JAKARTA - Kepala pengawas nuklir PBB Rafael Grossi pada Hari Kamis kembali mengimbau zona perlindungan di sekitar Pembangkit Listrik Tenaga Nuklir Zaporizhzhia yang dikuasai Rusia di Ukraina, setelah pemadaman lain akibat serangan rudal Moskow, mengatakan dia "terkejut dengan rasa puas diri" seputar masalah tersebut.

"Setiap kali kita melempar dadu. Dan jika kita membiarkan ini berlanjut dari waktu ke waktu maka suatu hari keberuntungan kita akan habis," kata Grossi kepada Dewan Gubernur IAEA yang beranggotakan 35 negara, melansir Reuters 10 Maret.

Pembangkit listrik tenaga nuklir terbesar di Eropa kehilangan saluran listrik eksternal terakhirnya pada Kamis pagi, setelah serangan rudal melanda berbagai wilayah Ukraina.

Pembangkit tersebut sempat beralih ke generator diesel darurat, garis pertahanan terakhir untuk menjaga pendinginan bahan bakar reaktor dan mencegah bencana kehancuran yang berpotensi terjadi.

Seperti serangan sebelumnya, Rusia dan Ukraina saling menyalahkan. Grossi telah mencoba membuat kedua belah pihak mencapai kesepakatan, di mana mereka akan berjanji untuk tidak menembak ke atau dari pembangkit, dengan senjata berat akan disingkirkan, kata para diplomat.

"Ini adalah keenam kalinya, izinkan saya mengatakannya lagi keenam kalinya, ZNPP telah kehilangan semua daya di luar lokasi dan harus beroperasi dalam mode darurat ini," kecam Grossi pada pertemuan triwulanan dewan, menurut pernyataan IAEA.

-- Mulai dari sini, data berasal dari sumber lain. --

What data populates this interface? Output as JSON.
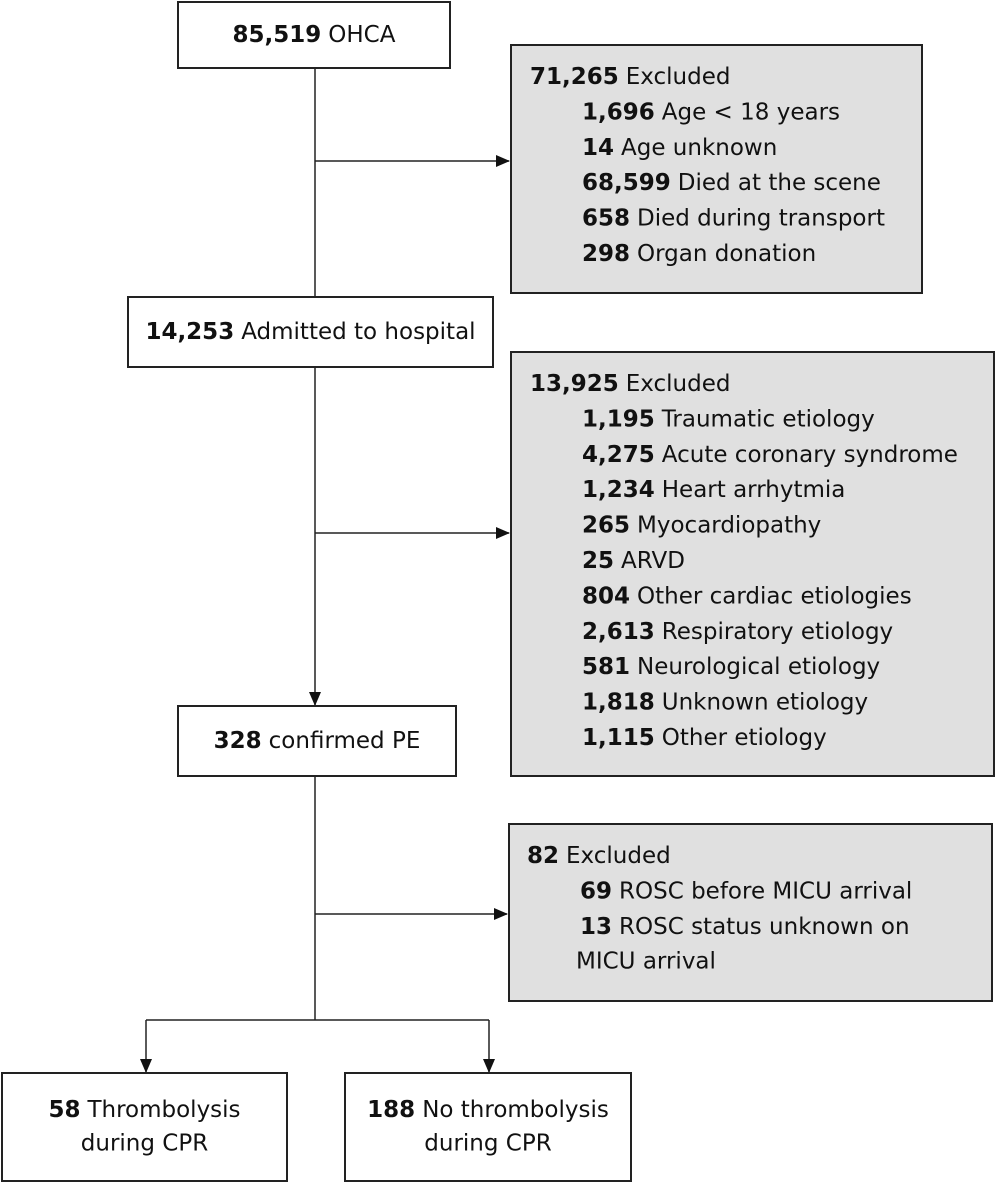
{
  "nodes": [
    {
      "count": "85,519",
      "label": [
        "OHCA"
      ]
    },
    {
      "count": "14,253",
      "label": [
        "Admitted to hospital"
      ]
    },
    {
      "count": "328",
      "label": [
        "confirmed PE"
      ]
    },
    {
      "count": "58",
      "label": [
        "Thrombolysis",
        "during CPR"
      ]
    },
    {
      "count": "188",
      "label": [
        "No thrombolysis",
        "during CPR"
      ]
    }
  ],
  "exclusions": [
    {
      "count": "71,265",
      "label": "Excluded",
      "items": [
        {
          "count": "1,696",
          "label": [
            "Age < 18 years"
          ]
        },
        {
          "count": "14",
          "label": [
            "Age unknown"
          ]
        },
        {
          "count": "68,599",
          "label": [
            "Died at the scene"
          ]
        },
        {
          "count": "658",
          "label": [
            "Died during transport"
          ]
        },
        {
          "count": "298",
          "label": [
            "Organ donation"
          ]
        }
      ]
    },
    {
      "count": "13,925",
      "label": "Excluded",
      "items": [
        {
          "count": "1,195",
          "label": [
            "Traumatic etiology"
          ]
        },
        {
          "count": "4,275",
          "label": [
            "Acute coronary syndrome"
          ]
        },
        {
          "count": "1,234",
          "label": [
            "Heart arrhytmia"
          ]
        },
        {
          "count": "265",
          "label": [
            "Myocardiopathy"
          ]
        },
        {
          "count": "25",
          "label": [
            "ARVD"
          ]
        },
        {
          "count": "804",
          "label": [
            "Other cardiac etiologies"
          ]
        },
        {
          "count": "2,613",
          "label": [
            "Respiratory etiology"
          ]
        },
        {
          "count": "581",
          "label": [
            "Neurological etiology"
          ]
        },
        {
          "count": "1,818",
          "label": [
            "Unknown etiology"
          ]
        },
        {
          "count": "1,115",
          "label": [
            "Other etiology"
          ]
        }
      ]
    },
    {
      "count": "82",
      "label": "Excluded",
      "items": [
        {
          "count": "69",
          "label": [
            "ROSC before MICU arrival"
          ]
        },
        {
          "count": "13",
          "label": [
            "ROSC status unknown on",
            "MICU arrival"
          ]
        }
      ]
    }
  ]
}
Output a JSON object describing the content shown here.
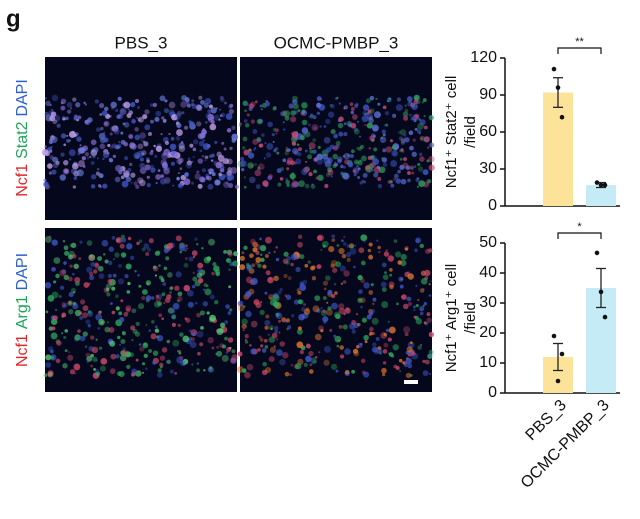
{
  "panel_label": "g",
  "image_columns": [
    "PBS_3",
    "OCMC-PMBP_3"
  ],
  "image_rows": [
    {
      "markers": [
        {
          "text": "Ncf1",
          "color": "#e0262b"
        },
        {
          "text": "Stat2",
          "color": "#1fa45a"
        },
        {
          "text": "DAPI",
          "color": "#2c5fd0"
        }
      ]
    },
    {
      "markers": [
        {
          "text": "Ncf1",
          "color": "#e0262b"
        },
        {
          "text": "Arg1",
          "color": "#1fa45a"
        },
        {
          "text": "DAPI",
          "color": "#2c5fd0"
        }
      ]
    }
  ],
  "chart_data": [
    {
      "type": "bar",
      "ylabel": [
        "Ncf1⁺ Stat2⁺ cell",
        "/field"
      ],
      "values": [
        92,
        17
      ],
      "errors": [
        12,
        2
      ],
      "points": [
        [
          111,
          96,
          72
        ],
        [
          19,
          17,
          17
        ]
      ],
      "colors": [
        "#fde39a",
        "#c5ecf6"
      ],
      "significance": "**",
      "ylim": [
        0,
        120
      ],
      "yticks": [
        0,
        30,
        60,
        90,
        120
      ]
    },
    {
      "type": "bar",
      "ylabel": [
        "Ncf1⁺ Arg1⁺ cell",
        "/field"
      ],
      "categories": [
        "PBS_3",
        "OCMC-PMBP_3"
      ],
      "values": [
        12,
        35
      ],
      "errors": [
        4.5,
        6.5
      ],
      "points": [
        [
          19,
          4,
          13
        ],
        [
          46.7,
          33.7,
          25.3
        ]
      ],
      "colors": [
        "#fde39a",
        "#c5ecf6"
      ],
      "significance": "*",
      "ylim": [
        0,
        50
      ],
      "yticks": [
        0,
        10,
        20,
        30,
        40,
        50
      ]
    }
  ]
}
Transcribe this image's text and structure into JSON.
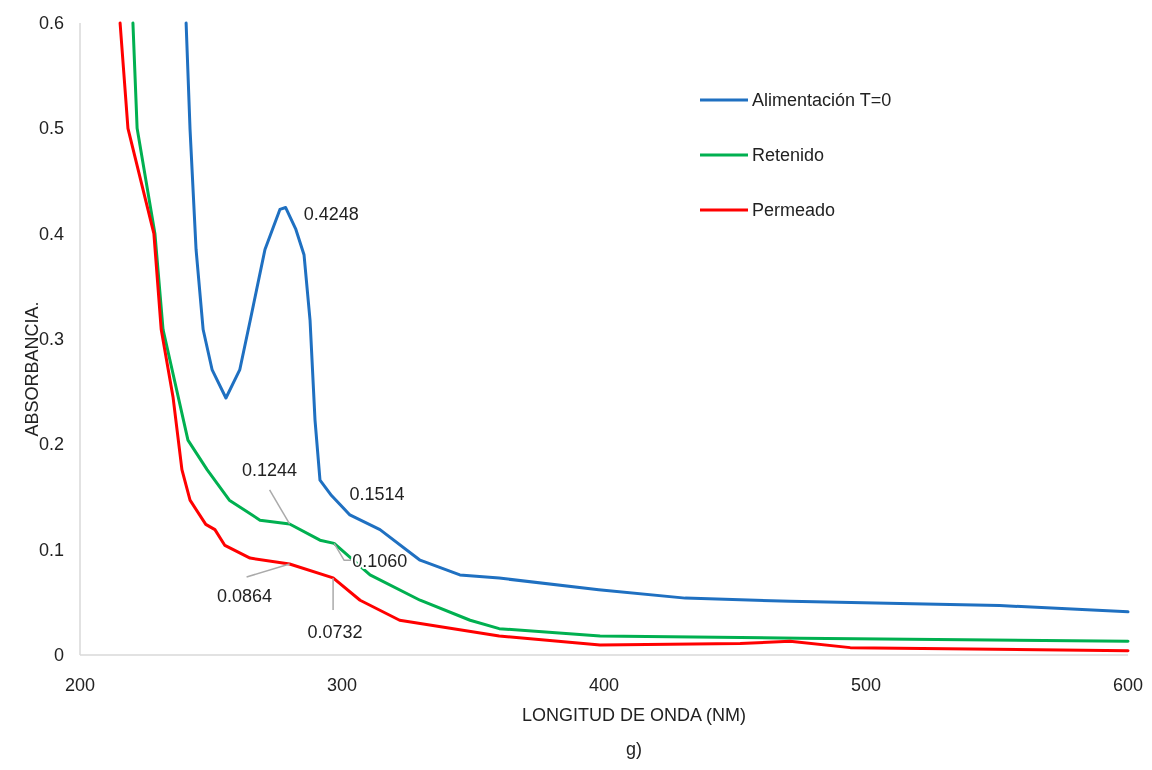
{
  "chart_data": {
    "type": "line",
    "xlabel": "LONGITUD DE ONDA (NM)",
    "ylabel": "ABSORBANCIA.",
    "xlim": [
      200,
      600
    ],
    "ylim": [
      0,
      0.6
    ],
    "xticks": [
      200,
      300,
      400,
      500,
      600
    ],
    "yticks": [
      0,
      0.1,
      0.2,
      0.3,
      0.4,
      0.5,
      0.6
    ],
    "grid": false,
    "legend": "top right",
    "marker": "none",
    "line_style": "solid",
    "series": [
      {
        "name": "Alimentación T=0",
        "color": "#1f70c1",
        "x": [
          240.5,
          242,
          244.3,
          247,
          250.4,
          255.7,
          261,
          265,
          270.6,
          276.3,
          278.5,
          282.4,
          285.5,
          287.8,
          289.7,
          291.6,
          296,
          303,
          314.5,
          329.8,
          345,
          360,
          398,
          431,
          471,
          513,
          551,
          600
        ],
        "values": [
          0.6,
          0.499,
          0.385,
          0.309,
          0.271,
          0.244,
          0.271,
          0.318,
          0.385,
          0.423,
          0.4248,
          0.404,
          0.38,
          0.318,
          0.223,
          0.166,
          0.1514,
          0.133,
          0.119,
          0.09,
          0.076,
          0.073,
          0.062,
          0.054,
          0.051,
          0.049,
          0.047,
          0.041
        ]
      },
      {
        "name": "Retenido",
        "color": "#00b050",
        "x": [
          220.2,
          221.8,
          228.6,
          231.7,
          241.2,
          248.5,
          257,
          268.7,
          280,
          291.6,
          297,
          310.7,
          329.8,
          348.9,
          360,
          398.5,
          474.8,
          600
        ],
        "values": [
          0.6,
          0.5,
          0.4,
          0.309,
          0.204,
          0.176,
          0.147,
          0.128,
          0.1244,
          0.109,
          0.106,
          0.076,
          0.052,
          0.033,
          0.025,
          0.018,
          0.016,
          0.013
        ]
      },
      {
        "name": "Permeado",
        "color": "#ff0000",
        "x": [
          215.3,
          218.3,
          228.2,
          231,
          235.5,
          238.9,
          242,
          248,
          251.5,
          255.3,
          264.9,
          280,
          296.6,
          306.9,
          322,
          360,
          398.5,
          452,
          471,
          494,
          600
        ],
        "values": [
          0.6,
          0.5,
          0.4,
          0.309,
          0.245,
          0.176,
          0.147,
          0.124,
          0.119,
          0.104,
          0.092,
          0.0864,
          0.0732,
          0.052,
          0.033,
          0.018,
          0.0095,
          0.011,
          0.013,
          0.007,
          0.004
        ]
      }
    ],
    "annotations": [
      {
        "text": "0.4248",
        "x": 278.5,
        "y": 0.4248
      },
      {
        "text": "0.1514",
        "x": 296,
        "y": 0.1514
      },
      {
        "text": "0.1244",
        "x": 280,
        "y": 0.1244
      },
      {
        "text": "0.1060",
        "x": 297,
        "y": 0.106
      },
      {
        "text": "0.0864",
        "x": 280,
        "y": 0.0864
      },
      {
        "text": "0.0732",
        "x": 296.6,
        "y": 0.0732
      },
      "g)"
    ]
  }
}
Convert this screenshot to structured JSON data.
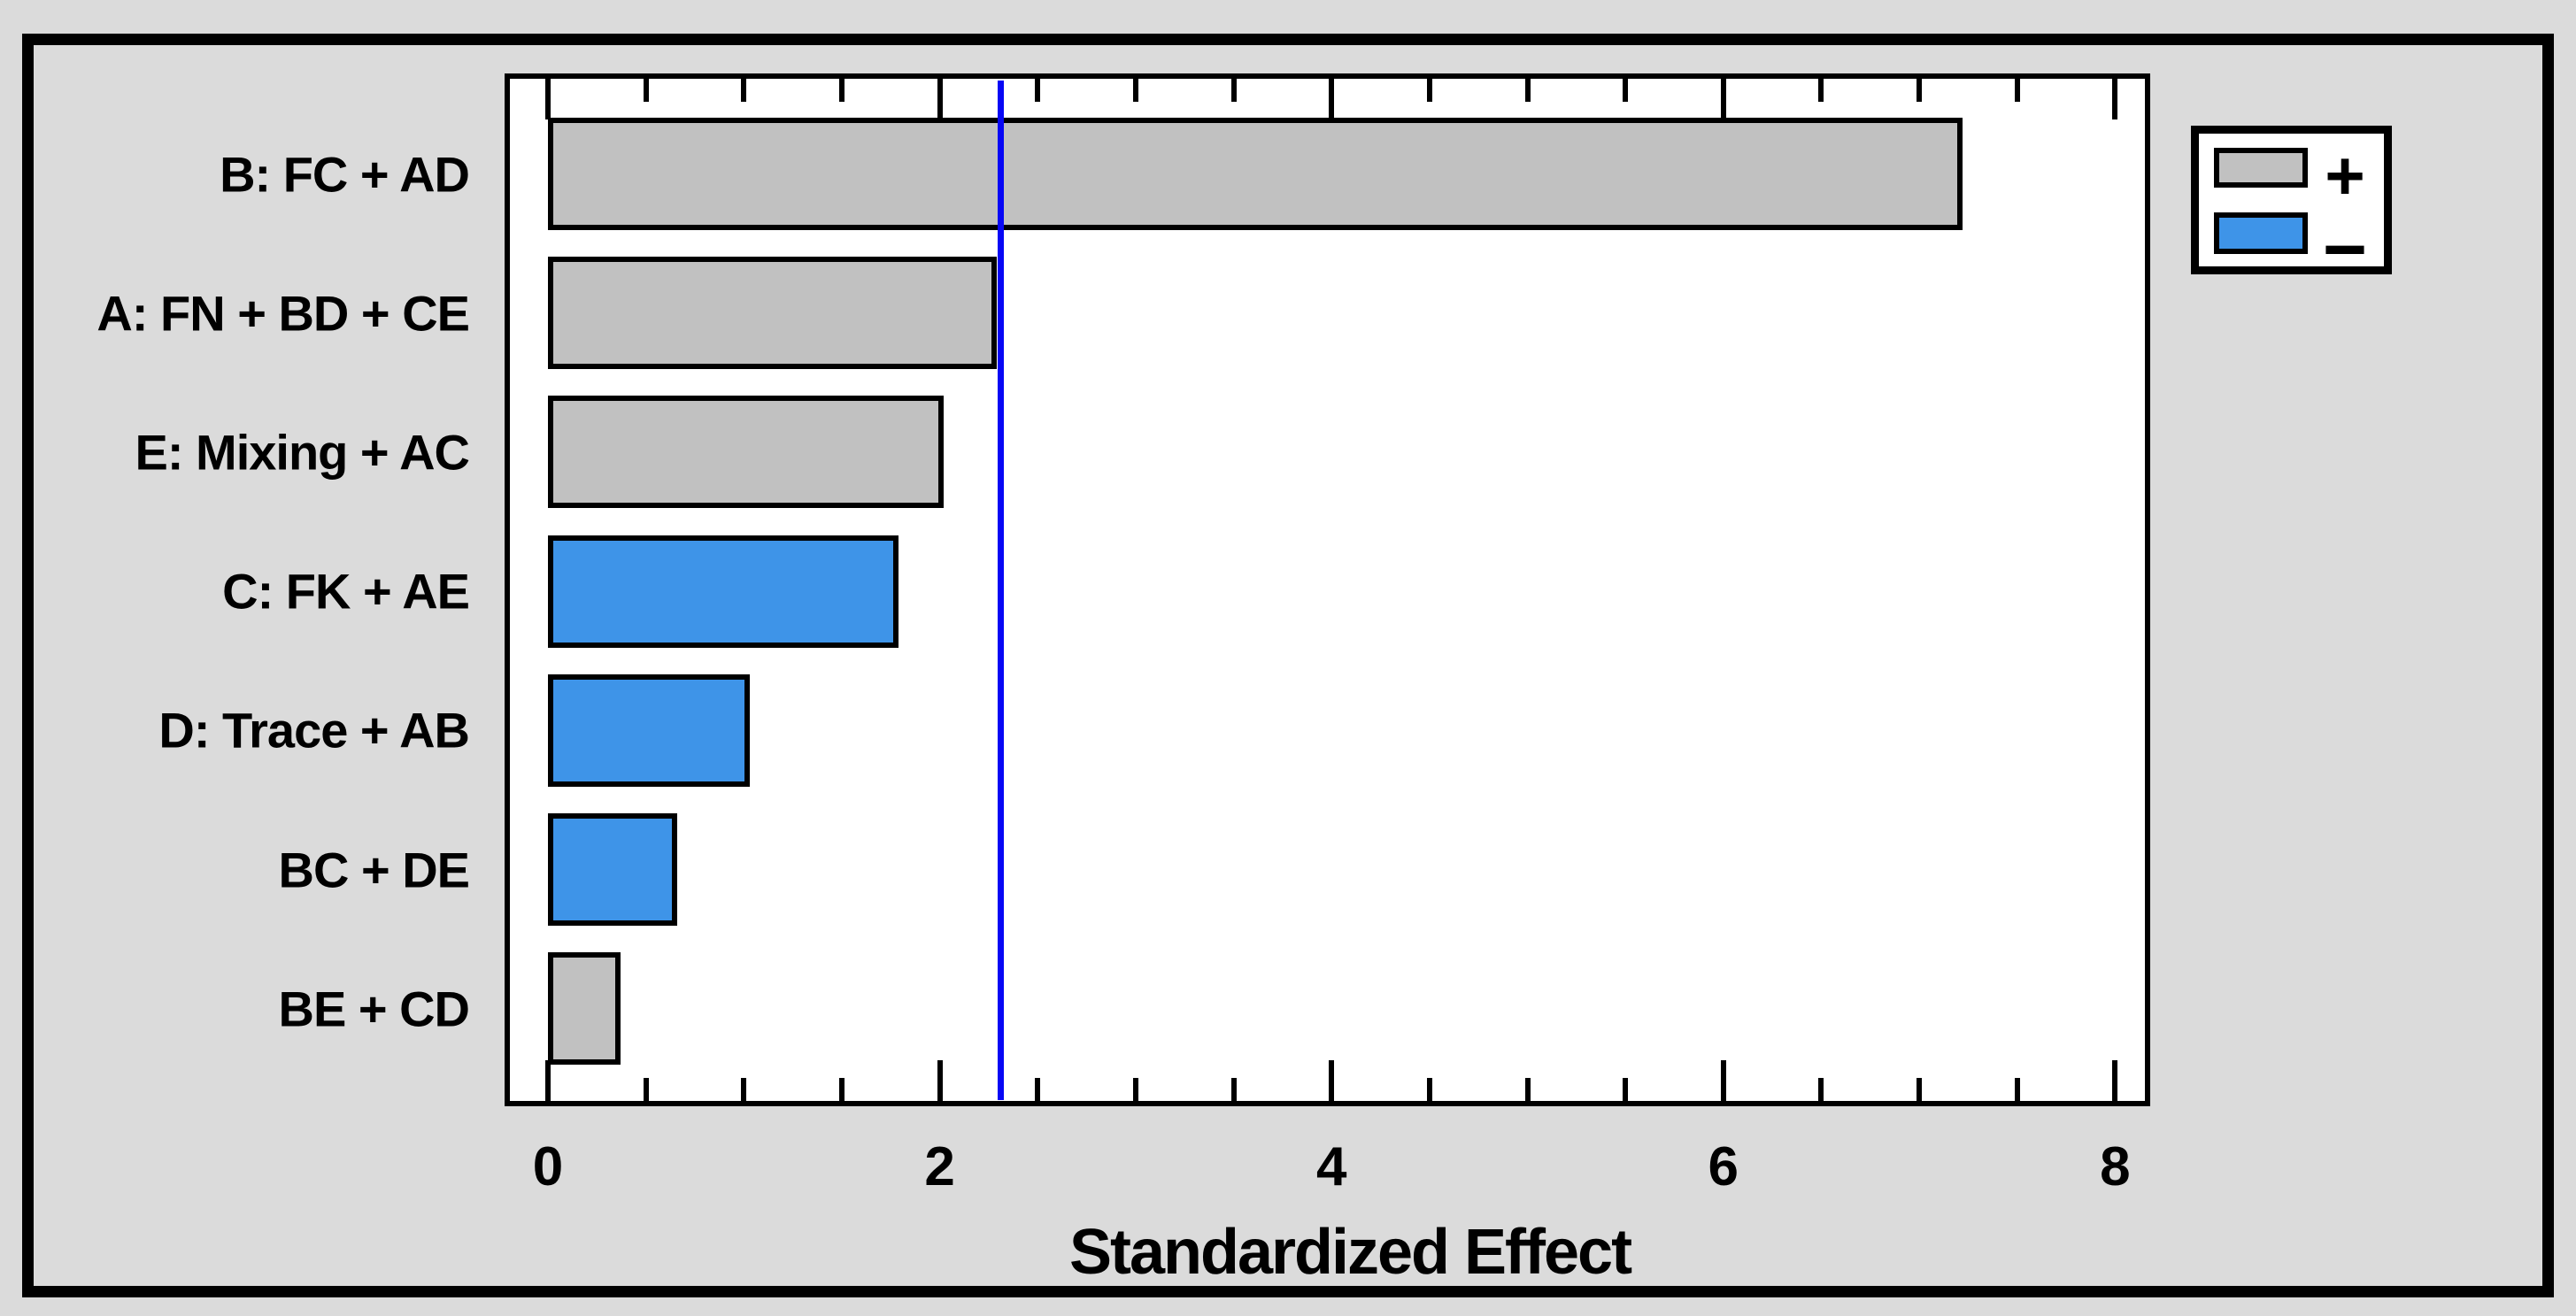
{
  "chart_data": {
    "type": "bar",
    "orientation": "horizontal",
    "title": "",
    "xlabel": "Standardized Effect",
    "categories": [
      "B: FC + AD",
      "A: FN + BD + CE",
      "E: Mixing + AC",
      "C: FK + AE",
      "D: Trace + AB",
      "BC + DE",
      "BE + CD"
    ],
    "values": [
      7.22,
      2.29,
      2.02,
      1.79,
      1.03,
      0.66,
      0.37
    ],
    "signs": [
      "+",
      "+",
      "+",
      "-",
      "-",
      "-",
      "+"
    ],
    "reference_line": 2.31,
    "x_major_ticks": [
      0,
      2,
      4,
      6,
      8
    ],
    "x_minor_tick_step": 0.5,
    "xlim": [
      0,
      8
    ],
    "grid": false,
    "legend_position": "top-right",
    "legend": [
      {
        "label": "+",
        "sign": "positive"
      },
      {
        "label": "−",
        "sign": "negative"
      }
    ],
    "colors": {
      "positive": "#C1C1C1",
      "negative": "#3E94E8",
      "reference_line": "#0707F5",
      "background": "#DBDBDB",
      "plot_background": "#FFFFFF",
      "frame": "#000000"
    }
  }
}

"Izinkan saya mengingatkan Anda, ini adalah pembangkit listrik tenaga nuklir terbesar di Eropa. Apa yang kita lakukan? Bagaimana kita bisa duduk di sini, di ruangan ini pagi ini dan membiarkan ini terjadi? Ini tidak bisa berlanjut. Saya heran dengan rasa puas diri," papar Grossi.

Grossi menegaskan, setiap orang harus berkomitmen untuk melindungi keselamatan dan keamanan pembangkit.

"Dan kita perlu berkomitmen sekarang. Yang kita butuhkan adalah tindakan," pungkasnya.

Diketahui, Rusia melancarkan serangan dengan menggunakan rudal ke wilayah Ukraina pada Hari Kamis, termasuk rudal jelajah hipersonik, menyebabkan sembilan warga sipil tewas dan aliran listrik padam. 

Moskow menegaskan telah menggunakan rudal hipersonik dalam serangan Hari Kamis. Rusia diyakini hanya memiliki beberapa lusin Kinzhal, yang terbang berkali-kali lebih cepat dari kecepatan suara dan dibangun untuk membawa hulu ledak nuklir dengan jangkauan lebih dari 2.000 km (1.200 mil). Dalam pidatonya, Presiden Vladimir Putin sering memuji Kinzhal sebagai senjata yang tidak dapat dicegat oleh aliansi NATO yang mendukung Kyiv.

Ukraina mengatakan serangan itu telah mematikan listrik di berbagai tempat, termasuk ke pembangkit listrik tenaga nuklir Zaporizhzhia, yang terbesar di Eropa, memutuskannya dari jaringan dan memaksanya menggunakan tenaga diesel darurat untuk mencegah kehancuran. Namun, belakangan berhasil dihubungkan kembali ke jaringan energi Ukraina, kata operator Ukrenergo.